CARSON CITY — The data storage company Switch on Tuesday filed a lawsuit against the Nevada Public Utilities Commission and NV Energy in the wake of the revelation that the former PUC general counsel inappropriately commented on matters pending before the agency using a social media pseudonym.

In the lawsuit, filed in U.S. District Court, Switch asserts that the PUC unconstitutionally denied Switch the ability to purchase 100 percent renewable energy directly from the national market even though NV Energy was unwilling to provide this energy.

Carolyn Tanner, who stepped down as general counsel last month, commented on PUC matters using the name “@DixieRaeSparx” on social media. Tanner told the Review-Journal last month that her comments were appropriate and had nothing to do with her decision to resign as general counsel.

Switch filed the first application to exit as a customer of NV Energy last year but the PUC rejected the proposal. Switch later struck a deal with Nevada Power, part of NV Energy, to remain for at least the next three years.

Its exit fee was estimated at $27 million.

The Switch lawsuit notes that while the company was denied, others have been approved to leave, including MGM Resorts International and Wynn Resorts this year.

The PUC had not received a copy of the lawsuit and so had no comment. NV Energy said it does not comment on pending litigation.

The Switch lawsuit asserts that this was done in violation of the 14th Amendment, which guarantees all citizens equal protection under the law.

Switch’s lawsuit contends it was denied the ability to purchase 100 percent green power in June of 2015 because Tanner improperly influenced the commission to block Switch from gaining independent access to 100 percent renewable energy, in part, by alleging that Switch was so unique it must purchase electricity through NV Energy’s monopoly.

Consequently, the Switch lawsuit contends it signed a settlement agreement with NV Energy and the PUC because Switch was given no alternative path to purchase 100 percent renewable energy.

The lawsuit notes Switch was able to obtain 100 percent renewable power but at a significant premium and only with NV Energy “wedged in as a gratuitous middle-man.” The complaint alleges that NV Energy has been unjustly enriched due to purchasing 100 percent solar energy at 3.8 cents per kilowatt hour based on Switch’s consumption although Switch has been forced by the PUC and NV Energy to pay 9 cents per kilowatt hour to NV Energy for the same power.

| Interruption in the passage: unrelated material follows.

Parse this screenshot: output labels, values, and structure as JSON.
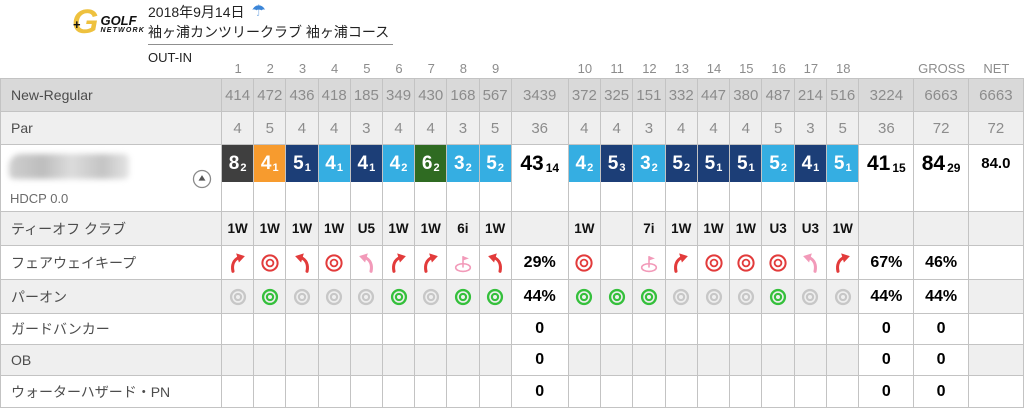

Switch’s lawsuit also claims it was denied its right to a fair hearing because of Tanner’s conduct. Switch views the role of general counsel for the PUC as a trusted officer of the court assigned to ensure the process is fair and legal, much like a referee.

Switch’s lawsuit claims Tanner’s inappropriate use of social media and unprofessional conduct during the docket exposed her bias towards supporting NV Energy — the company she was charged with regulating — and therefore compromised the PUC’s ability to provide Switch a fair hearing.